The Alliance told this newspaper that in 2022 the “two areas where the Irish Government urgently needs to become more ambitious in terms of climate change and health is tackling air pollution and rapidly expanding active travel infrastructure to achieve a radical shift away from private vehicle dependency”.
A spokesperson for the Alliance said that while the incoming solid fuel regulations, set to be in place for winter 2022, will effectively ban the burning of smoky coal and wet wood, it is calling for the Government “to go much further and pass a Clean Air Act that includes the adoption of the updated WHO air quality guidelines”. “Air pollution damages nearly every organ in the body and it is clear that there is simply no safe level of exposure to poor air quality.”
“Secondly, 2022 needs to be the year we see the Government committing to and implementing an expansive roll-out of active travel infrastructure so we can achieve the required modal shift from private motor vehicles to walking and cycling.” Dr Byrne told MI he had not seen evidence of any recent positive steps by the HSE and other employers to promote active travel and transport like cycling. “Initial steps would be to provide a fleet of e-bikes or regular bikes for home visits and going between different sites,” he said.
“Also to provide secure onsite parking for bikes and changing facilities.” Local authorities “have been a mixed
bag” on the provision of active travel and transport, he said.

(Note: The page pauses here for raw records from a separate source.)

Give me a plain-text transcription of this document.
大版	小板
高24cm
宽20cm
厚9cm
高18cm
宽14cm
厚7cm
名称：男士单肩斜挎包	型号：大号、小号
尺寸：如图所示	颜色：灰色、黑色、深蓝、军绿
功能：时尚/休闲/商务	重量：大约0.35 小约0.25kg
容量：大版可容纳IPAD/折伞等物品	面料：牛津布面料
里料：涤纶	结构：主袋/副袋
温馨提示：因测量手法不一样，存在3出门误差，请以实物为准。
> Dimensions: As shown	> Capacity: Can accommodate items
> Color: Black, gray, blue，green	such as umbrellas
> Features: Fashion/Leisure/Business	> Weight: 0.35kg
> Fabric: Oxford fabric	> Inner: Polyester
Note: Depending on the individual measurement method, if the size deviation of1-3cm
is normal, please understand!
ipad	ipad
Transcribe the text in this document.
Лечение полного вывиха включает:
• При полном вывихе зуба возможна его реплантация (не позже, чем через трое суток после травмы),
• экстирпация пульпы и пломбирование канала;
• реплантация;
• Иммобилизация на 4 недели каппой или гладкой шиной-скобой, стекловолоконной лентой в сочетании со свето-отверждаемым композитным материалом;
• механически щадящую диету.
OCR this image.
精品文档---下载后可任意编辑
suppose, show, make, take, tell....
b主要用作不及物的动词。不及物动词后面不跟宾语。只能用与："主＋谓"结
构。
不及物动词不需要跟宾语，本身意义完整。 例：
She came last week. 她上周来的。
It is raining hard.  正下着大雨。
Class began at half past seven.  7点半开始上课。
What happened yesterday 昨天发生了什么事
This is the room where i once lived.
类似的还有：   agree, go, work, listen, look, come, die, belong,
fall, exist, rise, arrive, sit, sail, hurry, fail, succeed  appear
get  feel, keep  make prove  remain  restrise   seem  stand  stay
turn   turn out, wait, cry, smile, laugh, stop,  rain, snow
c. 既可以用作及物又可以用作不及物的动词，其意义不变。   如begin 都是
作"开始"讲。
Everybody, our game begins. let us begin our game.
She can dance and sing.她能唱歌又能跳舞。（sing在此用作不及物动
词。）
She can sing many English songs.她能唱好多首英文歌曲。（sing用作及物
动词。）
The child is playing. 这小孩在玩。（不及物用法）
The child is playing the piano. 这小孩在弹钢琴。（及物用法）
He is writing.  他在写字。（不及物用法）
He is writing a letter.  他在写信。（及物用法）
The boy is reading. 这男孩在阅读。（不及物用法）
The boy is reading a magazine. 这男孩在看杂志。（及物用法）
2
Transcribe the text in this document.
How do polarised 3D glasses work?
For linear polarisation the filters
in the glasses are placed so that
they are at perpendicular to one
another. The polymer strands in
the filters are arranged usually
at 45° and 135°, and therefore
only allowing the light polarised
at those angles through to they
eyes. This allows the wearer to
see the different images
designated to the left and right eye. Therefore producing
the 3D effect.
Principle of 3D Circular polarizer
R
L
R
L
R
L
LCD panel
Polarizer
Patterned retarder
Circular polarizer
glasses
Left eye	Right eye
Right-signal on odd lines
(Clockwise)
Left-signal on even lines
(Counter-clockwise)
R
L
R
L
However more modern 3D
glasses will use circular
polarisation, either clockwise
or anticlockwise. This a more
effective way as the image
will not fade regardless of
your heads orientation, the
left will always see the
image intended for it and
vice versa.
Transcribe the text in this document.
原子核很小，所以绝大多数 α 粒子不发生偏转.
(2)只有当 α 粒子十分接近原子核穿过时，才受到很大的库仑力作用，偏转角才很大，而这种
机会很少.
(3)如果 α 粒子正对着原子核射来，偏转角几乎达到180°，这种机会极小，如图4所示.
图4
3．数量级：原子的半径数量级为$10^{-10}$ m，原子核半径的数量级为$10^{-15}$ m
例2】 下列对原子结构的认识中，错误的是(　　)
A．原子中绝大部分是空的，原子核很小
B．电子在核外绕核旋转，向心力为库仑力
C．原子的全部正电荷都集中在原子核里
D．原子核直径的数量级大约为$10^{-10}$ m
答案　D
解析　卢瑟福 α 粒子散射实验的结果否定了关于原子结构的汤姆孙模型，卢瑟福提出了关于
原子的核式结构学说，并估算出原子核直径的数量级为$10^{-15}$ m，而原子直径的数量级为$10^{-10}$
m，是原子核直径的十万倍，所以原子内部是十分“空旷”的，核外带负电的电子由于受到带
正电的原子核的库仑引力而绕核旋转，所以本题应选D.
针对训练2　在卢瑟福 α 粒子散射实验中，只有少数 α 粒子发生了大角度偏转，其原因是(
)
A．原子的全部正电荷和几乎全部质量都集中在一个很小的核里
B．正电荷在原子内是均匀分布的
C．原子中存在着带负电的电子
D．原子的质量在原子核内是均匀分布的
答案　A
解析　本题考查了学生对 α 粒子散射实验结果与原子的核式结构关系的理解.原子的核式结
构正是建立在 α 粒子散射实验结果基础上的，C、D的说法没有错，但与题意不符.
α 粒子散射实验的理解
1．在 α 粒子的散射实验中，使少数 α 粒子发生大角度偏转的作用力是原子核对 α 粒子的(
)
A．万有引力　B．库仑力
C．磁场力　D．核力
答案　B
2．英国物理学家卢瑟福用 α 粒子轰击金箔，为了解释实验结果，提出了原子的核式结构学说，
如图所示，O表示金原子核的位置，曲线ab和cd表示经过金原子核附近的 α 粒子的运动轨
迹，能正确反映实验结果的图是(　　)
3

“Some like DLRCC [Dún Laoghaire– Rathdown County Council] have been great with the coastal mobility route, though there are a cohort of councillors who are actively blocking safer cycling, such as in Deansgrange with a safe schools route and the Strand Road decision.”
DoH progressing its climate change oversight group
The Medical Independent (MI) reported in November that the Department of Health had formed its climate change oversight group. The Department said the group held its first meeting on 27 September. “It is expected that the group will meet in plenary two-to-three times a year, while providing a forum for regular bilateral engagement and the sharing of climate-related information and developments,” a Department spokesperson told MI in December.
“The group is chaired at principal officer level and comprises membership from the following business areas of the Department of Health: Chief Medical Officer Unit; health and wellbeing; corporate; public health policy; international unit; press and communications; health protection coordination and support; vote management; and accounting.”
The spokesperson added that “over time, additional business areas, which interact with the climate agenda, may
be identified and the membership of the oversight group may be added to”.